Everyone does not react to events the same way. When I have been at dance competitions, I have seen grown women come off of the dance heat (event) and actually cry because they did not think they would win an award for their dancing. When the awards were given out about one hour later, they cried again because they did not win or earn one. I know we cannot always win, I have not always won in my competition days and I never cried. I may have felt sad, but I behaved like a lady and or a good sport should do. I know the feeling of winning, I have fifty-eight trophies and medals from my competition days and I know from other events when I did not earn one for that particular performance, I was sad, but not defeated.
A friend of mine is a manager of a jewelry store and a football player came in to buy an engagement ring for his soon to be fiancée. She did not recognize him because he is a very young player and not as well-known as others yet. He mentioned that another Raven had been in there to purchase jewelry and gave him the recommendation.
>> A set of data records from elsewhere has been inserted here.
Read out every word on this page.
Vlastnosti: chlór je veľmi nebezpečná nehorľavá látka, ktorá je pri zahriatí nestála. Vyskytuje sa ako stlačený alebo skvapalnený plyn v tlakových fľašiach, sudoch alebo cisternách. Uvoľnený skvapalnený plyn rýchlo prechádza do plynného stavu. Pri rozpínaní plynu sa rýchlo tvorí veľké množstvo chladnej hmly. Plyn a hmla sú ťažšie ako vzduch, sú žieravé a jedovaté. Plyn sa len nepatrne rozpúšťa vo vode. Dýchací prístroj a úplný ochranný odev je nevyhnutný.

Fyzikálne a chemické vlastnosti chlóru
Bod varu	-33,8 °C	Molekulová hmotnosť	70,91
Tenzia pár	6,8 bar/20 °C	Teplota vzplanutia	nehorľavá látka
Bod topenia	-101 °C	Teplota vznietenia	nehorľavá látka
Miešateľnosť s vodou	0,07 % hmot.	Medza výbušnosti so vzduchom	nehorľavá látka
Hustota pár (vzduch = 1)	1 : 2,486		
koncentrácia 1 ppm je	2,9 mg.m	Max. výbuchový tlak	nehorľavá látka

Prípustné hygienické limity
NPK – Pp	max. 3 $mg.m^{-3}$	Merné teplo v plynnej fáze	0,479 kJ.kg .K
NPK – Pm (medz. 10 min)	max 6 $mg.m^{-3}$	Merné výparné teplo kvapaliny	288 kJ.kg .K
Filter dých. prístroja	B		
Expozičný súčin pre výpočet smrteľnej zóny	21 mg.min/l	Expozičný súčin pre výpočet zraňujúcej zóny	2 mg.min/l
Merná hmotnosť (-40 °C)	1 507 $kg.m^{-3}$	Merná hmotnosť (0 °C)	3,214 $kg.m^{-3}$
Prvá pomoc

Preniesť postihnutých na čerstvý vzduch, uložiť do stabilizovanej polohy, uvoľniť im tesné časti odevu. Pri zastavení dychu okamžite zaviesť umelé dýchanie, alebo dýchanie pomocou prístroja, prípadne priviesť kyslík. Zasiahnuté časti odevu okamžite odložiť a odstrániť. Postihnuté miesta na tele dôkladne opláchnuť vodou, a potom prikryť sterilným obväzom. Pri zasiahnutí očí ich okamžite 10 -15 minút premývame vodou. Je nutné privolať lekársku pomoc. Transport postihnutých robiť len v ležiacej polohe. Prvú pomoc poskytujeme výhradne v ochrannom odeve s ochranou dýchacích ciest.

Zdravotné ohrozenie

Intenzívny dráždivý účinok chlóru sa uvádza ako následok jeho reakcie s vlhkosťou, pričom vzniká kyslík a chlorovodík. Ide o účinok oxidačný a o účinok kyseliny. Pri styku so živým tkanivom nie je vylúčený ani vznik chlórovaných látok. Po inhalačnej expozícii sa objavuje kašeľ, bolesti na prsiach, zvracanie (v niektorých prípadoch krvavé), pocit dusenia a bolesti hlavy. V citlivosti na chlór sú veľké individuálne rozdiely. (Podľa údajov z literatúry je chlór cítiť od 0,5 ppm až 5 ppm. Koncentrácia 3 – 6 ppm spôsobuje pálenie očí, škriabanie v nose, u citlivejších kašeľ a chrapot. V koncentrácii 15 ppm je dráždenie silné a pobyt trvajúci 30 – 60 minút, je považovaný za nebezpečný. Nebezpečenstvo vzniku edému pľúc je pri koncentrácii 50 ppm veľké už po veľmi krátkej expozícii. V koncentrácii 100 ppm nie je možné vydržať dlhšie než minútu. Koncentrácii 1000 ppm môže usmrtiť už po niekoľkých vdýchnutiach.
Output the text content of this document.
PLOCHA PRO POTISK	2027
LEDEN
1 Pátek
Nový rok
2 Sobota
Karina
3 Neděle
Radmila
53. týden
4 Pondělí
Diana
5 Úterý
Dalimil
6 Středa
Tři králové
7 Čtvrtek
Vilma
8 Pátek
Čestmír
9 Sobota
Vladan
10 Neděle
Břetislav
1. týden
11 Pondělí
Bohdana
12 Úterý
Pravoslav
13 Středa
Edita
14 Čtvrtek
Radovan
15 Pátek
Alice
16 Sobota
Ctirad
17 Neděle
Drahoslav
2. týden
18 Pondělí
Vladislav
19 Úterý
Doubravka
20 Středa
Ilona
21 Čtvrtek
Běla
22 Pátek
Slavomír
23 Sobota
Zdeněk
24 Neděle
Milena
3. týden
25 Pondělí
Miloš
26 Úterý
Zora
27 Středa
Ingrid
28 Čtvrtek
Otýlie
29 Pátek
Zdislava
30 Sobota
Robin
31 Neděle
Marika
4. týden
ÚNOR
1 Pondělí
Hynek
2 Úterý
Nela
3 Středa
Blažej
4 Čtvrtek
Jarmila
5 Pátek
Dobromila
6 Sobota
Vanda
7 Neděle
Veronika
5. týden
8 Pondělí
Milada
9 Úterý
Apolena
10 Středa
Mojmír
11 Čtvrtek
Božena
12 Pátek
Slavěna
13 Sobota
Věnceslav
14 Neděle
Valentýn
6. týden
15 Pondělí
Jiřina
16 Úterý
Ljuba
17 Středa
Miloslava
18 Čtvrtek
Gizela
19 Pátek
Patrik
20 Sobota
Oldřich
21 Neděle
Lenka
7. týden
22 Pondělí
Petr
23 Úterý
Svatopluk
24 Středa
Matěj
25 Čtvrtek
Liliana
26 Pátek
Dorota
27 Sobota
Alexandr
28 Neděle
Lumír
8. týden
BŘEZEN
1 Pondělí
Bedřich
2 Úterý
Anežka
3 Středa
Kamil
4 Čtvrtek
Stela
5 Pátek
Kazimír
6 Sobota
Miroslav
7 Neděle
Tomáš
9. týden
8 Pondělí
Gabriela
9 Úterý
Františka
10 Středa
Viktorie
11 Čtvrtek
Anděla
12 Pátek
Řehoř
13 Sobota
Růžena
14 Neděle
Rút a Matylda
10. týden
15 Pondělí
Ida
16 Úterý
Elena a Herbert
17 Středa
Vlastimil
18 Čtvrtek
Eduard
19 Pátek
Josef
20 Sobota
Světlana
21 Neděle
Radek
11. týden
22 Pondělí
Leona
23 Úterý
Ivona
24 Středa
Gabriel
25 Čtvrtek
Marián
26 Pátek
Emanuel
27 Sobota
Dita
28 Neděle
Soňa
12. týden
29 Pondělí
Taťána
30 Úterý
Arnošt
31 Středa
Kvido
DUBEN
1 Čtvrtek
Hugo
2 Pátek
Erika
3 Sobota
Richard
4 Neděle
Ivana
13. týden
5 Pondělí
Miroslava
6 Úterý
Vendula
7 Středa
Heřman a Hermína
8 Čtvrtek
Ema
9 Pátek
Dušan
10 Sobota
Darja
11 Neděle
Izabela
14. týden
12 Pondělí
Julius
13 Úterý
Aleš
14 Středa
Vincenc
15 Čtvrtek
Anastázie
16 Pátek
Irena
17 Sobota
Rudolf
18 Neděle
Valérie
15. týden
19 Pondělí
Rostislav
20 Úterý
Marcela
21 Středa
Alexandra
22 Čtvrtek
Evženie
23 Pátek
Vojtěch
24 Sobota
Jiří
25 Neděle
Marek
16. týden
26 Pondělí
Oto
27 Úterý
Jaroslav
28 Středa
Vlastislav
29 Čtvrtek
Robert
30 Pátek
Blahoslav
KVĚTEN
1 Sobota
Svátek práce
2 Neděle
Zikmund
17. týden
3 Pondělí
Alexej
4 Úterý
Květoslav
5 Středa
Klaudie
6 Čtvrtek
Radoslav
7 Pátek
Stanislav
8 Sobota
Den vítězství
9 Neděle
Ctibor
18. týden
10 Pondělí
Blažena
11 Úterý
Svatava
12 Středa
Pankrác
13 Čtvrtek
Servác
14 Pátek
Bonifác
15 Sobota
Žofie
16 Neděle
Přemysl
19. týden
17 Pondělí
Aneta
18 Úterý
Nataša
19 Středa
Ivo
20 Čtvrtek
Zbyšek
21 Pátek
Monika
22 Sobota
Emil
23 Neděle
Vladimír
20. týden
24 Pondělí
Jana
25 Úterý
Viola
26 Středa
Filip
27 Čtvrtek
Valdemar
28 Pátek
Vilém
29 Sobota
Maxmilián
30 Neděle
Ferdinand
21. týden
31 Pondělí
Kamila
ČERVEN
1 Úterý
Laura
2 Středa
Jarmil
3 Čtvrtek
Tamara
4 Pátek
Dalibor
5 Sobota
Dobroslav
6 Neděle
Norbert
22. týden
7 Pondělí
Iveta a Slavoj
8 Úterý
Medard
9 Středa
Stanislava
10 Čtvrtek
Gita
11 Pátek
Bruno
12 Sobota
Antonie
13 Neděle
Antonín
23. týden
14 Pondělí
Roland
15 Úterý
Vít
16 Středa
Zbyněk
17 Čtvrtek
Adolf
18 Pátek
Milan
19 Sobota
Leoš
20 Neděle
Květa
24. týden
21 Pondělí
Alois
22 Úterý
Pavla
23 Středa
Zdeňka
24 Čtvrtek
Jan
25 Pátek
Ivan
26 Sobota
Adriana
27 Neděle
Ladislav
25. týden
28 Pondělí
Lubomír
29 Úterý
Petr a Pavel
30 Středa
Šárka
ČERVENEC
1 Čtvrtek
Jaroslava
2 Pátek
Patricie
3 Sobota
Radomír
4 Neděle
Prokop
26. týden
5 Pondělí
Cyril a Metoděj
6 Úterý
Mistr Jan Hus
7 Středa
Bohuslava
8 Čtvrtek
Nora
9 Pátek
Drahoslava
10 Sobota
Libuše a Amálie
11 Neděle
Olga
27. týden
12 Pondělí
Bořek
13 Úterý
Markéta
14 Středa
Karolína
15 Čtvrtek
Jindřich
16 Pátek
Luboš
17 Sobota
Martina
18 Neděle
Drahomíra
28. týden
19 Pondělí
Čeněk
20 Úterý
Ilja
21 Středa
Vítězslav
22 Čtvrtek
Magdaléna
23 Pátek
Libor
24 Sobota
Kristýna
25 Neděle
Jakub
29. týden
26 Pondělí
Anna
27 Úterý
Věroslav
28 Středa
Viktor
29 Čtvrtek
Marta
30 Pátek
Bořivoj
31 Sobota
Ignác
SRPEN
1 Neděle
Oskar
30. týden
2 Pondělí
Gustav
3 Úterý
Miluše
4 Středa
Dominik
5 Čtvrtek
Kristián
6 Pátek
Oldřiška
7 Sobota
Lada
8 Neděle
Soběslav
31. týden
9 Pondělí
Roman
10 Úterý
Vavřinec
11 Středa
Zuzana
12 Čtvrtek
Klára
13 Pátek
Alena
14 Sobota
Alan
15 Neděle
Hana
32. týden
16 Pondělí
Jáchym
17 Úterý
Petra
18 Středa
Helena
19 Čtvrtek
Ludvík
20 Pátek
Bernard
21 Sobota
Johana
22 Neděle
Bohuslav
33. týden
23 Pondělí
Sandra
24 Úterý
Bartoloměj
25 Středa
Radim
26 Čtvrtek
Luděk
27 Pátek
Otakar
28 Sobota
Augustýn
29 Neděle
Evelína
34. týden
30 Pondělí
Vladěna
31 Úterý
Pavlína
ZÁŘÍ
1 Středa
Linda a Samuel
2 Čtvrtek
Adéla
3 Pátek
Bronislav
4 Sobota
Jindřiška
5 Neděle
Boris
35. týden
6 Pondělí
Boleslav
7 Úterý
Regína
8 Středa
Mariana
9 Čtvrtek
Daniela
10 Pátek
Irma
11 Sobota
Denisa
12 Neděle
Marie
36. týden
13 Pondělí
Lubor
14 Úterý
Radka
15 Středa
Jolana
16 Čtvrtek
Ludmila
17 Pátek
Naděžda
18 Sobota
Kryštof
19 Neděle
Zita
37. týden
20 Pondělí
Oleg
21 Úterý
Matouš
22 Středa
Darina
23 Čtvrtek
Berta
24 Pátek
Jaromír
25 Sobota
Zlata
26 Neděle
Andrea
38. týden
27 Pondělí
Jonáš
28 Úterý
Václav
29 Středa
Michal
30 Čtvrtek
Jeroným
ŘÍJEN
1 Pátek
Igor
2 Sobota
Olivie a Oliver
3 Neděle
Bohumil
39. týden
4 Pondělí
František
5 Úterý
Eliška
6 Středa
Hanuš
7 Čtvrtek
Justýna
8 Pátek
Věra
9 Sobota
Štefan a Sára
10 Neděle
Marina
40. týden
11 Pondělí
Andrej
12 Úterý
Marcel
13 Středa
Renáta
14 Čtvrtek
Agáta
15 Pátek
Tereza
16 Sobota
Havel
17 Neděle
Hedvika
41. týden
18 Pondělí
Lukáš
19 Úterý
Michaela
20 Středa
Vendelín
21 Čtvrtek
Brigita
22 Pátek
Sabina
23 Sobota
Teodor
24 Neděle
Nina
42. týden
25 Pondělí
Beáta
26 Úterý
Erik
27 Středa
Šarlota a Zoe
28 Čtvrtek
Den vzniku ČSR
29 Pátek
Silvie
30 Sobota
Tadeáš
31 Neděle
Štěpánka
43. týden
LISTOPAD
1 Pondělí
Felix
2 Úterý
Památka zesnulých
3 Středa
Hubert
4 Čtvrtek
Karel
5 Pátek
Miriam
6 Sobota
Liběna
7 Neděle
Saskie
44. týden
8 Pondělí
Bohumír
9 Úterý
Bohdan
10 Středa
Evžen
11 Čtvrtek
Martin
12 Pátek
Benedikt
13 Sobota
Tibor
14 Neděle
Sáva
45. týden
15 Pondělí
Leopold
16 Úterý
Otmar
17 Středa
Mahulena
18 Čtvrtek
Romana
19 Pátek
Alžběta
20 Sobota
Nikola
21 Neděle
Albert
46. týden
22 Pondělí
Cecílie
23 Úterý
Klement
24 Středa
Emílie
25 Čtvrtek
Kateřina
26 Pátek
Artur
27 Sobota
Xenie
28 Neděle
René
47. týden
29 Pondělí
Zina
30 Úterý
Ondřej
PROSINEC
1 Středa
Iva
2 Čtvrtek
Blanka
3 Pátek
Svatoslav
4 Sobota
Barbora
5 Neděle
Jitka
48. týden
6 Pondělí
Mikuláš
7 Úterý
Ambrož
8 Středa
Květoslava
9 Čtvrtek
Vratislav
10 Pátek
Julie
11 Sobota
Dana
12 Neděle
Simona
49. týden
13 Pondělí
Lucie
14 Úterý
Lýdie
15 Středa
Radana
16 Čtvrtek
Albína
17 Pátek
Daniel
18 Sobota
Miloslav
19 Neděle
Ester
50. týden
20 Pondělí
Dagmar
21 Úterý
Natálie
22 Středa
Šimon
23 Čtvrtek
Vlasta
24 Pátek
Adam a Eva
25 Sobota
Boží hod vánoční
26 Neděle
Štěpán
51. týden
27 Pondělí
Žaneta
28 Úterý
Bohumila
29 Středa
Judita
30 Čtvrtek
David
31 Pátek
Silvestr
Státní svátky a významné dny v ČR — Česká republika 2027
When she found out who he was, she was excited to assist him and he bought a ring. We had been there and left about ten minutes before he arrived. I would have been elated to be there when he was there. She told me his name and I Iooked him up on the roster and ‘felt’ like I knew him too. During the ballgame, I heard his name mentioned for doing this or that in the game, and I imagined that I knew him and was proud to hear him being mentioned.
I am a maven in ballroom dancing from my almost thirty-five years of participating in it and I still get a thrill about anything pertaining to it. I even got exhilarated getting a new PT exercise because it reminded me of when we took dance lessons and we learned a new step/movement. Of course, you seem to never forget what you learned, because I was able to show Cheryl how to really do the Cha Cha step that ended the walking exercise, she gave me recently.
So if you ask me to ‘perform’ it for you, I will not really smile right then, but I will be smiling in my heart and soul because it reminds me of my beloved dancing.
As Steven said when he wrote me the opening statement of this article,
“There were many times that I wanted to skip the practice, however, because I didn't, it helped me during the actual race when I wanted to stop running. It has also become part of my fabric that helps me address challenges every day.”
Thus, we all accept challenges every day in everything we do for pleasure, for work, for living and for surviving. They become a fabric of our lives and we weave them into “a garment of living” and we proudly wear it, all the days of being here.